Alkindo Naratama (ALDO) Fokus Kembangkan Produk Ramah Lingkungan



KONTAN.CO.ID - JAKARTA. Produsen kertas dan bahan kimia terintegrasi, PT Alkindo Naratama Tbk (ALDO) optimistis bisa meneruskan tren kinerja positif sepanjang tahun 2022. Perusahaan ini mencoba terus mengembangkan produk-produk yang ramah lingkungan.

Direktur Utama ALDO H. Sutanto mengatakan, prospek industri kemasan yang menjadi ranah Alkindo Naratama cukup menjanjikan pada tahun ini. Permintaan terbesar terhadap produk kertas buatan Alkindo Naratama berasal dari sektor industri Fast Moving Consumer Good (FMCG) dan e-commerce.

Ia pun menilai, saat ini produk-produk kemasan dalam bentuk fleksibel packaging sedang meningkat permintaannya.


“Tren penggunaan kemasan meningkat pesat ketika pandemi dan tren ini tampaknya akan berlanjut ketika pandemi berakhir, karena habit berbelanja online sudah terbentuk,” ujar dia, Kamis (9/6).

Baca Juga: Genjot Produksi, Gunung Raja Paksi (GRP) Tambah Mesin Baru Senilai Rp 1 Triliun

Manajemen Alkindo Naratama pun memproyeksikan pertumbuhan top line sekitar 30%, sedangkan dari sisi bottom line diperkirakan akan tumbuh sekitar 40% pada tahun 2022. Per kuartal I-2022, penjualan Alkindo Naratama meningkat 19,6% (yoy) menjadi Rp 407,3 miliar. Adapun laba bersih perusahaan ini melompat 70,8% (yoy) menjadi Rp 25 miliar.

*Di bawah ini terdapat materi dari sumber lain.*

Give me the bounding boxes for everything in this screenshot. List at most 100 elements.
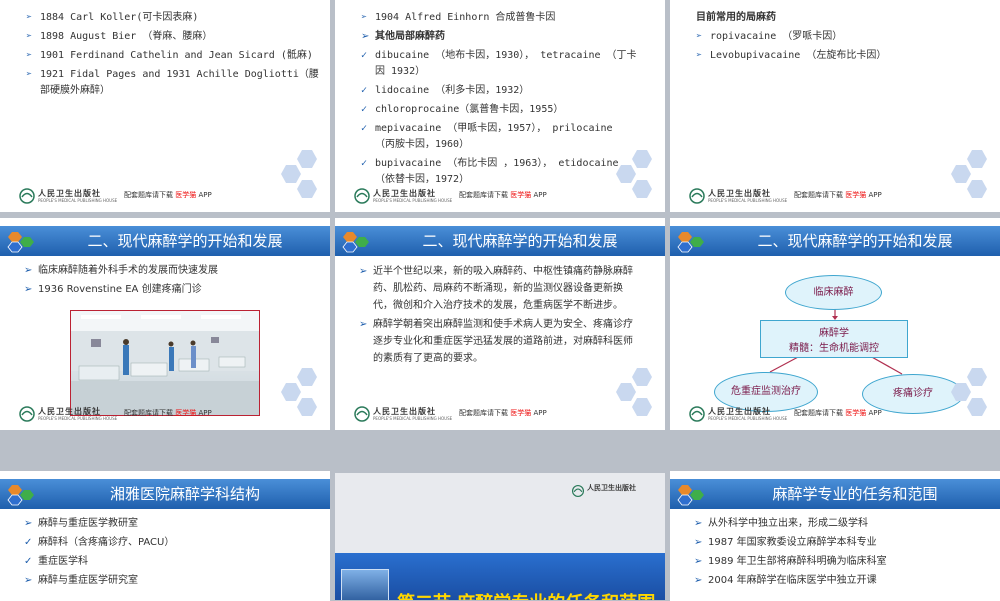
slide-1: ➢ 1884 Carl Koller(可卡因表麻) ➢ 1898 August Bi… [0, 0, 330, 212]
node-clinical-anesthesia: 临床麻醉 [785, 275, 882, 310]
arrow-bullet-icon: ➢ [694, 537, 703, 548]
list-item: ➢ 1989 年卫生部将麻醉科明确为临床科室 [694, 554, 994, 570]
footer: 人民卫生出版社 PEOPLE'S MEDICAL PUBLISHING HOUS… [18, 406, 318, 422]
slide-5: 二、现代麻醉学的开始和发展 ➢ 近半个世纪以来，新的吸入麻醉药、中枢性镇痛药静脉麻… [335, 218, 665, 430]
list-item: ✓ bupivacaine （布比卡因 ，1963）， etidocaine （依… [361, 158, 619, 185]
slide-2: ➢ 1904 Alfred Einhorn 合成普鲁卡因 ➢ 其他局部麻醉药 ✓ di… [335, 0, 665, 212]
hexagon-logo-icon [7, 485, 34, 506]
list-item: ➢ 1898 August Bier （脊麻、腰麻） [26, 29, 326, 45]
slide-6: 二、现代麻醉学的开始和发展 临床麻醉 麻醉学 精髓：生命机能调控 危重症监测治疗… [670, 218, 1000, 430]
list-item: ➢ 麻醉与重症医学教研室 [24, 516, 324, 532]
bullet-list: ➢ 近半个世纪以来，新的吸入麻醉药、中枢性镇痛药静脉麻醉药、肌松药、局麻药不断涌现… [359, 263, 641, 370]
arrow-bullet-icon: ➢ [359, 319, 368, 330]
arrow-bullet-icon: ➢ [694, 575, 703, 586]
list-item: ✓ lidocaine （利多卡因，1932） [361, 83, 637, 99]
list-item: ✓ dibucaine （地布卡因，1930）， tetracaine （丁卡因 … [361, 50, 637, 77]
arrow-bullet-icon: ➢ [26, 31, 33, 42]
arrow-bullet-icon: ➢ [24, 518, 33, 529]
check-bullet-icon: ✓ [361, 123, 368, 134]
app-ad: 配套题库请下载 医学猫 APP [459, 191, 547, 199]
node-anesthesiology: 麻醉学 精髓：生命机能调控 [760, 320, 908, 358]
slide-title: 湘雅医院麻醉学科结构 [109, 485, 260, 503]
arrow-bullet-icon: ➢ [361, 31, 370, 42]
list-item: ➢ 麻醉与重症医学研究室 [24, 573, 324, 589]
slide-header: 麻醉学专业的任务和范围 [670, 479, 1000, 509]
slide-title: 二、现代麻醉学的开始和发展 [87, 232, 283, 250]
app-ad: 配套题库请下载 医学猫 APP [794, 409, 882, 417]
check-bullet-icon: ✓ [24, 556, 33, 567]
publisher-name-en: PEOPLE'S MEDICAL PUBLISHING HOUSE [38, 198, 118, 203]
app-ad: 配套题库请下载 医学猫 APP [794, 191, 882, 199]
arrow-bullet-icon: ➢ [361, 12, 368, 23]
arrow-bullet-icon: ➢ [24, 265, 33, 276]
publisher-name-en: PEOPLE'S MEDICAL PUBLISHING HOUSE [373, 416, 453, 421]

Sebagai catatan, Alkindo Naratama memiliki produk kertas seperti Yarn Paper Tube, Papercore, Edge Protector, Textile Board, dan Hexcel Honeycomb. Alkindo melalui anak usahanya, PT Eco Paper Indonesia turut memproduksi berbagai macam produk kertas berkonsep ramah lingkungan yang mana bahan bakunya adalah kertas bekas.

Alkindo Naratama juga telah meluncurkan produk baru yaitu paper box untuk kemasan wadah makanan, obat-obatan, kosmetik, dan lain sebagainya, serta paper bag yaitu tas dari kertas daur ulang sebagai tas belanja atau kemasan.

Tak hanya itu, Alkindo Naratama juga menyediakan kemasan berkelanjutan Hexcel Wrap sebagai pembungkus barang yang ramah lingkungan. Produk ini terbuat dari kertas dengan struktur seperti sarang lebah yang dapat menjadi pengganti bungkus gelembung plastik (bubble wrap).

Baca Juga: Cisarua Mountain Dairy (CMRY) Optimistis Capai Pertumbuhan Bisnis Tahun Ini

Sutanto menilai, pasar kemasan ramah lingkungan masih sangat besar potensinya di Indonesia. Alkindo Naratama pun masih memerlukan masukan dari konsumen untuk pengembangan produk kertas untuk kemasan yang berkelanjutan di masa-masa mendatang.

“Fokus penjualan kami, terutama untuk produk kertas ramah lingkungan, masih di pasar lokal. Kami tak hanya ingin sekadar jadi produsen, melainkan juga menyediakan solusi yang berkelanjutan,” ungkap dia.